Contexte de l’entretien : Marc Wasilewski m’a reçue dans son bureau à la Clinique des Emailleurs le 23 mai 2008 ; L’entretien a duré environ 45 minutes. La retranscription qui suit ne concerne que les 20 premières minutes, le reste de l’entretien ne concernant pas directement notre étude.

M. W. : « L’idée, vous l’avez bien compris, nous on est pour un dépistage.

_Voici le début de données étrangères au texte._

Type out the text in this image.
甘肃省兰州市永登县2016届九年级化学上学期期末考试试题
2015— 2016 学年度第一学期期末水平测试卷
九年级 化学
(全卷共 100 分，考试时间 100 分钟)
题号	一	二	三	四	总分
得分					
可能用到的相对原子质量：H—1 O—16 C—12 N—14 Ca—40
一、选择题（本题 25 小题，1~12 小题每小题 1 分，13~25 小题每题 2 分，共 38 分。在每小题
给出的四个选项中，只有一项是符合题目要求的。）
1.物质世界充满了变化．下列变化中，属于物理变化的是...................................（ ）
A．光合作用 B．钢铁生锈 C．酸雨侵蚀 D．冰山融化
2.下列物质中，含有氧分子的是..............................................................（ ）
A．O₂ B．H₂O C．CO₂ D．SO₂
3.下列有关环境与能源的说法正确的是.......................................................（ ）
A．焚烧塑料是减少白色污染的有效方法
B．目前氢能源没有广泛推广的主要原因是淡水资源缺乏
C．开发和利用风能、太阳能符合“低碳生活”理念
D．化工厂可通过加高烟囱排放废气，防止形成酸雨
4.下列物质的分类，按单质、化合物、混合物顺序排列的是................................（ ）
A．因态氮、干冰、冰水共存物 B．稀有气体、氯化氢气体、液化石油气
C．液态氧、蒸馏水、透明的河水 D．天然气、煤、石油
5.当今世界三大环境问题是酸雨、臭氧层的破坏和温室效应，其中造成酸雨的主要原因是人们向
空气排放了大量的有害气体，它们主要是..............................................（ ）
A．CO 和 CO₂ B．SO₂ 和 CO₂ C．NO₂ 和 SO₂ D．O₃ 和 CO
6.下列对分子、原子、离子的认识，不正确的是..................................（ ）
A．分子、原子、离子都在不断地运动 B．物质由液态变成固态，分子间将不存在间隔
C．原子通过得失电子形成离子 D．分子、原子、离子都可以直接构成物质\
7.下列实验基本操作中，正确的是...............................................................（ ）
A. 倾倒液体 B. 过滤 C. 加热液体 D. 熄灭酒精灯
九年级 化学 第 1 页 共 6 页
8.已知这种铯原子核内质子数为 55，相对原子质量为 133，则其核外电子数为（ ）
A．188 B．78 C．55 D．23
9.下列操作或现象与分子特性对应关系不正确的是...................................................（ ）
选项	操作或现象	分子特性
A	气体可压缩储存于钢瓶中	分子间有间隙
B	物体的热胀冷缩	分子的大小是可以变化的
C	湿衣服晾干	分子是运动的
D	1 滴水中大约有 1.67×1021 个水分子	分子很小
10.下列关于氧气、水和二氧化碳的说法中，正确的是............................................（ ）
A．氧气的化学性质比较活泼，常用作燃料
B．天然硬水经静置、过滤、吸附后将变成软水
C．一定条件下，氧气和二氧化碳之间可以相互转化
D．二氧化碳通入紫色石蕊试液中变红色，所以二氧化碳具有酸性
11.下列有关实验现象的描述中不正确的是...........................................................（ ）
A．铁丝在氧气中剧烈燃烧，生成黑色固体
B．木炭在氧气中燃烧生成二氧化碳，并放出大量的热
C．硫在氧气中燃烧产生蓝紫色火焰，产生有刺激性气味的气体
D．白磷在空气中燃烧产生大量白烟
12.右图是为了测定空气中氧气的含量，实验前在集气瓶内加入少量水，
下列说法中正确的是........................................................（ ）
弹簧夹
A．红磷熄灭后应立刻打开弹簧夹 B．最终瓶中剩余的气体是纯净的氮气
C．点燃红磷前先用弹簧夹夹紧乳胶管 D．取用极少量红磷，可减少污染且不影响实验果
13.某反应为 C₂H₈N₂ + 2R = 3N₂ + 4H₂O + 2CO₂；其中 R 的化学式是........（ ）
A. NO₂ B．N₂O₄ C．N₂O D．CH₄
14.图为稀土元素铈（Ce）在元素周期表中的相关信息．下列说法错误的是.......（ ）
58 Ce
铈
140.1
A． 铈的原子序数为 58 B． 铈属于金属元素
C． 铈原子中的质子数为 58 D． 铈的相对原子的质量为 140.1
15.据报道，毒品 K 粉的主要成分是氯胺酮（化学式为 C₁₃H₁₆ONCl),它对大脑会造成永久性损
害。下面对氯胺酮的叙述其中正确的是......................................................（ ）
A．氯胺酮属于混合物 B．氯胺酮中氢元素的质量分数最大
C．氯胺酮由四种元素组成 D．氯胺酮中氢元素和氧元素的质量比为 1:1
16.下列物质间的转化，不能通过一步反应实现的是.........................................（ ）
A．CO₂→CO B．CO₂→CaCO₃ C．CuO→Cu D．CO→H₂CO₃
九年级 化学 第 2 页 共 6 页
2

Alors, le mot systématique qu’on avait utilisé, finalement on l’a un petit peu retiré suite à l’approche du Conseil national d’éthique qui s’est… Et on adopte une méthode plus simple où on propose à chaque maman.

    Jusqu’à présent, avec plus d’un an de retour, on a eu un refus. On n’a pas demandé de justification ni rien, effectivement. Mais en contrepartie on a eu des parents sourds dont la madame a accouché ici et qui ont été eux les premiers à demander, etc.

    On reste nous dans cette approche. Je pense qu’il est de notre rôle, on a mis en place ici un management basé sur le développement durable et dans une des composantes du développement durable tel que moi je l’envisage il y a une partie sociétale à l’intérieure de laquelle moi j’intègre tout ce qui est à la fois éducation et dépistage, finalement toutes ces choses que nous pouvons faire, nous, établissement de santé et pour lesquelles je trouve que notre pays réagit mal ou peu.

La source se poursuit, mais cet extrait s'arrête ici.